Örgütün, kalıp cümlelerle düzenlenmiş dilekçelerle devleti oyalama,
kamuoyunun merhametini istismar etme ve ana muhalefetin
manipülasyonuna malzeme üretme çabasına rağmen yine de tek bir
kişinin bile hukukunun çiğnenmemesi önemli. Hükümet de bu noktada
duyarlı. Muhalefetten, iş dünyasından, parti teşkilatlarından
yönlendirilen her başvuru, büyüteç altına alınmakta. Hatta
FETÖ'cüleri tespit eden komisyon ile FETÖ'cü olduğu gerekçesi ile
devletten uzaklaştırılanların itirazlarını ele alan komisyonlar da
ayrıştırılmış durumda.
Lakin... "İtiraz yolu ile FETÖ mücadele sürecini sekteye uğratma"

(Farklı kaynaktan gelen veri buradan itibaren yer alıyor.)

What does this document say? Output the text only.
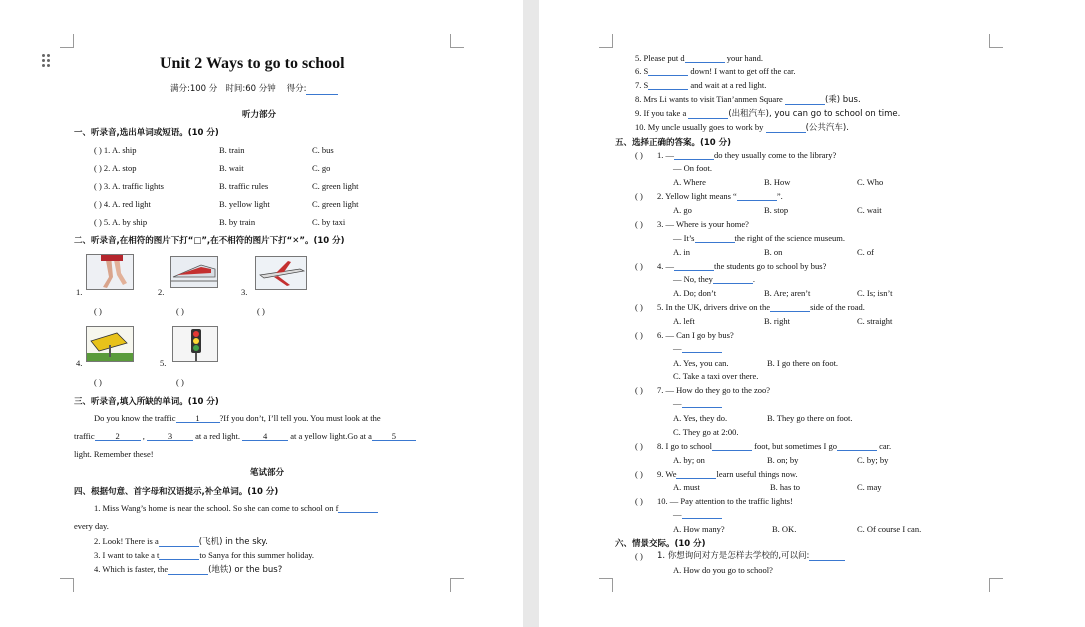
Unit 2 Ways to go to school
满分:100 分 时间:60 分钟 得分:
听力部分
一、听录音,选出单词或短语。(10 分)
( ) 1. A. ship	B. train	C. bus
( ) 2. A. stop	B. wait	C. go
( ) 3. A. traffic lights	B. traffic rules	C. green light
( ) 4. A. red light	B. yellow light	C. green light
( ) 5. A. by ship	B. by train	C. by taxi
二、听录音,在相符的图片下打“□”,在不相符的图片下打“✕”。(10 分)
1.	2.	3.
( )	( )	( )
4.	5.
( )	( )
三、听录音,填入所缺的单词。(10 分)
Do you know the traffic 1 ?If you don’t, I’ll tell you. You must look at the
traffic 2 , 3	at a red light.	4	at a yellow light.Go at a 5
light. Remember these!
笔试部分
四、根据句意、首字母和汉语提示,补全单词。(10 分)
1. Miss Wang’s home is near the school. So she can come to school on f
every day.
2. Look! There is a	(飞机) in the sky.
3. I want to take a t	to Sanya for this summer holiday.
4. Which is faster, the	(地铁) or the bus?
5. Please put d	your hand.
6. S	down! I want to get off the car.
7. S	and wait at a red light.
8. Mrs Li wants to visit Tian’anmen Square	(乘) bus.
9. If you take a	(出租汽车), you can go to school on time.
10. My uncle usually goes to work by	(公共汽车).
五、选择正确的答案。(10 分)
( ) 1. —	do they usually come to the library?
— On foot.
A. Where	B. How	C. Who
( ) 2. Yellow light means “	”.
A. go	B. stop	C. wait
( ) 3. — Where is your home?
— It’s	the right of the science museum.
A. in	B. on	C. of
( ) 4. —	the students go to school by bus?
— No, they	.
A. Do; don’t	B. Are; aren’t	C. Is; isn’t
( ) 5. In the UK, drivers drive on the	side of the road.
A. left	B. right	C. straight
( ) 6. — Can I go by bus?
—
A. Yes, you can.	B. I go there on foot.
C. Take a taxi over there.
( ) 7. — How do they go to the zoo?
—
A. Yes, they do.	B. They go there on foot.
C. They go at 2:00.
( ) 8. I go to school	foot, but sometimes I go	car.
A. by; on	B. on; by	C. by; by
( ) 9. We	learn useful things now.
A. must	B. has to	C. may
( ) 10. — Pay attention to the traffic lights!
—
A. How many?	B. OK.	C. Of course I can.
六、情景交际。(10 分)
( ) 1. 你想询问对方是怎样去学校的,可以问:
A. How do you go to school?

taktiklerine karşı devlet kurumları teyakkuzda olmak zorunda. Bu
amaçla belirlenen güncel ölçüler dikkate değer. O ölçütleri
anlatmadan önce, benzer bir başka örneği hatırlatarak devam
edeyim.
***
Türkiye'nin büyük bedel ödediği 2001 krizinin altında banka
hortumları da büyük yer tutuyordu. Yetimin hakkının takibi için
Aralık 2003'te özel bir yasa çıkarıldı. 5020 sayılı yasa ile
TMSF'ye, hortumcu bankacılar, yakınları, ortakları, bu bankalardan
muvazaalı kredi kullananlara karşı "süper yetki" verildi. TMSF,
hortumcular ve bağlantılı olanların mal varlıklarına el koyma ve
kamu alacağını tahsil etme imkânı elde edince, sesler yükseldi.